Guy Berube, who owns a summer home in Brewster, has been keeping his great-uncle’s torch lit for decades. His father, Alcide Berube, was a pilot who flew with Wilfred and spent time helping out at the airport. A retired aerospace/defense engineer, Guy has contributed memorabilia to the Chatham Historical Society as well as the Chatham Airport, where Howard has set up a display case in the foyer that is open to the public. The exhibit features photographs, flight logs and other mementos.
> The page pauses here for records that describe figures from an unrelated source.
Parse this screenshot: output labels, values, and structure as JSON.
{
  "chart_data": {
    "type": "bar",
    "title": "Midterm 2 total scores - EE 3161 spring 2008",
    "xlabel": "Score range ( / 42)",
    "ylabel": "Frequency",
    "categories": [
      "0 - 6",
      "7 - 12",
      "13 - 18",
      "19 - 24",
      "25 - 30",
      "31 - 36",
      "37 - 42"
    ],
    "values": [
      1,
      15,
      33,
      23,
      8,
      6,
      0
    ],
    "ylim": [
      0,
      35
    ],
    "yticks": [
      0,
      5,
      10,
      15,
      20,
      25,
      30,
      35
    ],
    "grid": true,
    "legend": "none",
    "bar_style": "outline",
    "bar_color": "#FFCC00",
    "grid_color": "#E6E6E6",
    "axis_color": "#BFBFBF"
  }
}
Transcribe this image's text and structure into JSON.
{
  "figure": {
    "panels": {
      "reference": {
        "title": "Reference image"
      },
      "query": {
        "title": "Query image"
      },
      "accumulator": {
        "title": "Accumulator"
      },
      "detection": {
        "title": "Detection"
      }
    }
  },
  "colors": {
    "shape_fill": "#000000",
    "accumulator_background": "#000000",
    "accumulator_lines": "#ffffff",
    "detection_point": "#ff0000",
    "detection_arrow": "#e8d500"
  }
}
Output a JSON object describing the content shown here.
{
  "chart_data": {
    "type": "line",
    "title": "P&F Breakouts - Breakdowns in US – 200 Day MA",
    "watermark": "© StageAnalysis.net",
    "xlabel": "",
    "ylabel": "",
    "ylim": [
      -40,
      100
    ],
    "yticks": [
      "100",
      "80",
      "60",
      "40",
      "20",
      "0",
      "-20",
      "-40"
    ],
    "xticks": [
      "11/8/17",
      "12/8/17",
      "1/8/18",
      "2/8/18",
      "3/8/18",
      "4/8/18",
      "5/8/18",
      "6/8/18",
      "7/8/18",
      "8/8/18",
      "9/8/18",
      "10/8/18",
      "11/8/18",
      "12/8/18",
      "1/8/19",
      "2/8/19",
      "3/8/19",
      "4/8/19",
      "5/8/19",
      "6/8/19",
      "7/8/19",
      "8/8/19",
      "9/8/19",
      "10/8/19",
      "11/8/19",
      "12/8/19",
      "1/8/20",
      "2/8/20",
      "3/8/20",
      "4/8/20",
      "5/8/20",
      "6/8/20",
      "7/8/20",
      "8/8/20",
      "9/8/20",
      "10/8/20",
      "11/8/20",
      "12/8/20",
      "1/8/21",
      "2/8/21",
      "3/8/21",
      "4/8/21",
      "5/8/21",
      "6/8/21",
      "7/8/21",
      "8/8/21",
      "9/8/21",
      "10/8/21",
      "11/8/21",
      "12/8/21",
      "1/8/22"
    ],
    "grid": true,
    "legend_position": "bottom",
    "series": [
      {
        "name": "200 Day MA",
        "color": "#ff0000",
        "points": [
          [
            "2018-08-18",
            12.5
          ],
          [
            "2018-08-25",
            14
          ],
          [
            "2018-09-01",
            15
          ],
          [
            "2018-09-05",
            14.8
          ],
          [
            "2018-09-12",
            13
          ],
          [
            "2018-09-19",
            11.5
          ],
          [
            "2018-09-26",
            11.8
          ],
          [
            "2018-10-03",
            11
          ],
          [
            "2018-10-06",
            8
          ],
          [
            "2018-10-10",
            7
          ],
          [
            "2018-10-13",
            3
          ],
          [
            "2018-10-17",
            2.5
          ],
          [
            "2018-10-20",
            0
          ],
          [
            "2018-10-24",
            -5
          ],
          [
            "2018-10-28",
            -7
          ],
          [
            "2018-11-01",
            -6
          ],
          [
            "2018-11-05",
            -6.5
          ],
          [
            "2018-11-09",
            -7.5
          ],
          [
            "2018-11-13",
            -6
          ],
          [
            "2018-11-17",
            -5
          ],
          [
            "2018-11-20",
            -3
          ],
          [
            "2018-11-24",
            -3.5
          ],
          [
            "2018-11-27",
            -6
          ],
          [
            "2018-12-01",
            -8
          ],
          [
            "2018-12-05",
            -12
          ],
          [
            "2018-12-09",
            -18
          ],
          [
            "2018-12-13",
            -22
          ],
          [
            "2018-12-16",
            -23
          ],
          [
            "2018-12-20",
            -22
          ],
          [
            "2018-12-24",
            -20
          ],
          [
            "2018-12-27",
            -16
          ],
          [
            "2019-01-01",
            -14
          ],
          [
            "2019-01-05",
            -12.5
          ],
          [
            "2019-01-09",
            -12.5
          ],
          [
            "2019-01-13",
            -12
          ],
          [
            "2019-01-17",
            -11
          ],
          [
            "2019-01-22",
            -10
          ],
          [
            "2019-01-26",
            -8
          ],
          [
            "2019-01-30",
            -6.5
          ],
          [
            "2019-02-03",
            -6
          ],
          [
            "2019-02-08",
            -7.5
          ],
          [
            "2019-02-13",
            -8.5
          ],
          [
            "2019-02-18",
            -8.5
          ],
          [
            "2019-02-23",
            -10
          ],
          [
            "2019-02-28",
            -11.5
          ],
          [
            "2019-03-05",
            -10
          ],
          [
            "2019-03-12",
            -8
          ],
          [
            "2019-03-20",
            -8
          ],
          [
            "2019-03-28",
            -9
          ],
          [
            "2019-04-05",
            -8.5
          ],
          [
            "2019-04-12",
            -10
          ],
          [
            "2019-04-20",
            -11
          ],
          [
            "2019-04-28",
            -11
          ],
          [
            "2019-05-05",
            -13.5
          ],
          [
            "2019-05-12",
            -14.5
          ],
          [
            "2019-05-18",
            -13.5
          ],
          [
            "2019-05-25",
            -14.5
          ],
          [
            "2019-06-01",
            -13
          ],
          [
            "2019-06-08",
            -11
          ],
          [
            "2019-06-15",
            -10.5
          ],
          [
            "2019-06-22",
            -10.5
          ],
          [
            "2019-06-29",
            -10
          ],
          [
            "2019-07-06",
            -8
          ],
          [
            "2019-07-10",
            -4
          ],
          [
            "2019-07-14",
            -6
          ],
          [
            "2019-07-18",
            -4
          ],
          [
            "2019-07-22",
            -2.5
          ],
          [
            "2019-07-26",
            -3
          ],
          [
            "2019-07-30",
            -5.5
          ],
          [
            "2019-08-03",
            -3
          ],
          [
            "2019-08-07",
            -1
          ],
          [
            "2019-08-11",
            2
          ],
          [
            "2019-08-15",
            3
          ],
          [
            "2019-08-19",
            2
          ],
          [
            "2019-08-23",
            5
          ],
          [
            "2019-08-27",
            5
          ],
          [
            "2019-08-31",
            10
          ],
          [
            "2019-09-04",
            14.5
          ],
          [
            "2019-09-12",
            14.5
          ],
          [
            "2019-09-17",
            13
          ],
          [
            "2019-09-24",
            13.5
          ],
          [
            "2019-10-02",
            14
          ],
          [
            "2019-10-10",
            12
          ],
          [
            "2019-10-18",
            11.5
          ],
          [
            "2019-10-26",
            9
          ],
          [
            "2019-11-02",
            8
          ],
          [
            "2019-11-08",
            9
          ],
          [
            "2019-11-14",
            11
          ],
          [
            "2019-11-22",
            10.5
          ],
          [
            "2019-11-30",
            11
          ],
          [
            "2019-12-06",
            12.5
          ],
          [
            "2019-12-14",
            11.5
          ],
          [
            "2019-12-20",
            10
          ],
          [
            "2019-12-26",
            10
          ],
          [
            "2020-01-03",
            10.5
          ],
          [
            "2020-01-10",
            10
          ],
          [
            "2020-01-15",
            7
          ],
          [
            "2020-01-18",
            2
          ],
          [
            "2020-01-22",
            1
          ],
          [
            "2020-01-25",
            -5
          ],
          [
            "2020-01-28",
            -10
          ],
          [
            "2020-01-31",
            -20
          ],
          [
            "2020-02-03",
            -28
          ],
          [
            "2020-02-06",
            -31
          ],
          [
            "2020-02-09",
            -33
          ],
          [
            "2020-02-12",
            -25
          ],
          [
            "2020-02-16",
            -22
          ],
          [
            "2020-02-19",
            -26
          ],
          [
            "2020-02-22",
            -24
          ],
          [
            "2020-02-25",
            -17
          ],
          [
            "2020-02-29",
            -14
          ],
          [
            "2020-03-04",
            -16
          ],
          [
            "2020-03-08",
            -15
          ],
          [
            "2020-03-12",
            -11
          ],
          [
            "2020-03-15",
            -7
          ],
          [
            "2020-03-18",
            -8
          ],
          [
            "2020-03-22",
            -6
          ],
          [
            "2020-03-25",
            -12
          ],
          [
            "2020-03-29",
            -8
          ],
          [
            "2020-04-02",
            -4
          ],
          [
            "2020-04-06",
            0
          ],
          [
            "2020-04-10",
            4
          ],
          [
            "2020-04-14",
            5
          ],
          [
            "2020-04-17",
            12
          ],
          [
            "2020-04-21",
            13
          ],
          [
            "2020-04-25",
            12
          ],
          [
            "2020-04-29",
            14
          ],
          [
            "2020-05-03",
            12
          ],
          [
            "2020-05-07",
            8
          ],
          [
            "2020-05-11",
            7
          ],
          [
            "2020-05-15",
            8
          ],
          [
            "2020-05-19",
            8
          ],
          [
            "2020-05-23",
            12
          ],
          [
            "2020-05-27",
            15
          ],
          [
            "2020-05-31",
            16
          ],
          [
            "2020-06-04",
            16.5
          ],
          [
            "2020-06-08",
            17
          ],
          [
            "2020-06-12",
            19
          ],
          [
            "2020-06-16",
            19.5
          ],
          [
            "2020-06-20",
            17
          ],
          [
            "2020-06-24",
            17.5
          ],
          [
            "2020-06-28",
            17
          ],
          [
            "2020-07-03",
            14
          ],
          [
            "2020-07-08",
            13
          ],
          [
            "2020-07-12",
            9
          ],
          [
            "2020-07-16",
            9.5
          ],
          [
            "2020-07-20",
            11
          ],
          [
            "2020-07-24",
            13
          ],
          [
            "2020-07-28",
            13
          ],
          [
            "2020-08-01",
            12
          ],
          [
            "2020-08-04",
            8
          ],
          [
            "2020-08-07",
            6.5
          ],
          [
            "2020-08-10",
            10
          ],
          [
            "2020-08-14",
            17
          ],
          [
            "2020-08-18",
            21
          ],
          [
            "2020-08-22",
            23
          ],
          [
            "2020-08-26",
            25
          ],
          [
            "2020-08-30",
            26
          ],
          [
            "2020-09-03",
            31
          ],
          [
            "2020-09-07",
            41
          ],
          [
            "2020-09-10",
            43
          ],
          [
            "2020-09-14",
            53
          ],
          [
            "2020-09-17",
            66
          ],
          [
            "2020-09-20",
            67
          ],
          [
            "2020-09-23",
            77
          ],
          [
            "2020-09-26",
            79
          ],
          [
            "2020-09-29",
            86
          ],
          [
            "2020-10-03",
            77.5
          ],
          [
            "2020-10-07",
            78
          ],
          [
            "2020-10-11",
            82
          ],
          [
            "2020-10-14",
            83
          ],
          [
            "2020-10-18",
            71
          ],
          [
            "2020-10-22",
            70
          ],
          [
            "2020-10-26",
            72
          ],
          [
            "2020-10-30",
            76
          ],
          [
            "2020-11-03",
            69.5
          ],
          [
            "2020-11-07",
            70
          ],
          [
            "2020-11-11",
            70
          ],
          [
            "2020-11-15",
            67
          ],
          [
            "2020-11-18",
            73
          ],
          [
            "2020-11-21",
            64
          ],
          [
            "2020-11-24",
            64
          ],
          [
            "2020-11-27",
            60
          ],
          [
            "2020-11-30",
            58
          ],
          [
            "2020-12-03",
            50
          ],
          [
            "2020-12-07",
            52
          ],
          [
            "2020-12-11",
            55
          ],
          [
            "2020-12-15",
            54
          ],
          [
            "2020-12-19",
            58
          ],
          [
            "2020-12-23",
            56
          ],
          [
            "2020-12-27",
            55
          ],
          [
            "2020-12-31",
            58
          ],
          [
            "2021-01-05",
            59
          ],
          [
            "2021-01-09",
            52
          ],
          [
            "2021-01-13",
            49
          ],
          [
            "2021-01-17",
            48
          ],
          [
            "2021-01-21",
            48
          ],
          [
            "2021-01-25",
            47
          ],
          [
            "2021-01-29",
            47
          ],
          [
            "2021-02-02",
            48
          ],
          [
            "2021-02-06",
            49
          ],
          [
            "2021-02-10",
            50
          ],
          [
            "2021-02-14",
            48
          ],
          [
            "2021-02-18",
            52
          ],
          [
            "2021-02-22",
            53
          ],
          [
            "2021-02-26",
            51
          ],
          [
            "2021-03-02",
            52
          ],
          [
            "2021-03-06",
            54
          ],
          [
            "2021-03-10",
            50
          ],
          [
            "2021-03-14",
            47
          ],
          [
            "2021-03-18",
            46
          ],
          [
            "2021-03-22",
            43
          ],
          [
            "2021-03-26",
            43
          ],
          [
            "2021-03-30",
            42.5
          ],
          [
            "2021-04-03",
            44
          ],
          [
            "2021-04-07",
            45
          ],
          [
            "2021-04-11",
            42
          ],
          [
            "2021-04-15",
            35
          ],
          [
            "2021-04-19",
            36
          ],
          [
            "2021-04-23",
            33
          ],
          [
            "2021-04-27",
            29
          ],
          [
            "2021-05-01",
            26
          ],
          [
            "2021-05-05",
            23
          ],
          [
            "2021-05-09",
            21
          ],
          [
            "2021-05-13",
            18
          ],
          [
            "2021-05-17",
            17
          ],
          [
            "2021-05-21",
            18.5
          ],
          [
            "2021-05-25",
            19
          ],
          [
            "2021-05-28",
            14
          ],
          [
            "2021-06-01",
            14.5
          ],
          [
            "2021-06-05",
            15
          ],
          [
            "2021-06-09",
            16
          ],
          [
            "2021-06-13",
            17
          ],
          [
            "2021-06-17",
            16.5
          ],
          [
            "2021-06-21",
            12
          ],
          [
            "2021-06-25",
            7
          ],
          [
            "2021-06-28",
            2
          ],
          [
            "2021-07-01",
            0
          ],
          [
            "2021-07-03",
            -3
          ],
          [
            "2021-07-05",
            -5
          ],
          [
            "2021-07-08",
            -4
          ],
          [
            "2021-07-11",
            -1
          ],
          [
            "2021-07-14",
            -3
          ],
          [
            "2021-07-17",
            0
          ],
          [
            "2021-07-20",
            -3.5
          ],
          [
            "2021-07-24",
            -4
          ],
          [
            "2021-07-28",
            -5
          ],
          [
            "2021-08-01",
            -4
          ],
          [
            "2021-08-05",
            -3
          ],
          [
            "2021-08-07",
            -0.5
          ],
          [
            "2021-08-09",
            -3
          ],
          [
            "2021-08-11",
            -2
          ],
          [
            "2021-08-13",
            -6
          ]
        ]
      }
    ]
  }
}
Guy also provided information to Whittier when the author was researching his book.
“Wilfred was known to many as the flying fisherman,” Guy Berube says, adding that the worst accident his great-uncle ever experienced occurred not in the sky, but in a boat. “When World War II broke out, all the small airports within 50 miles of the coast were shut down, so Wilfred took up fishing,” Guy recalls. “One time, he got broadsided [by a wave] and the boat flipped, knocking him out.” Fortunately, Wilfred awoke in an air pocket formed by the boat’s cabin; he was able to breathe until the boat ran aground at low tide, where he was then rescued. “He was never hurt flying,” Guy says, “but he takes up fishing and nearly dies.”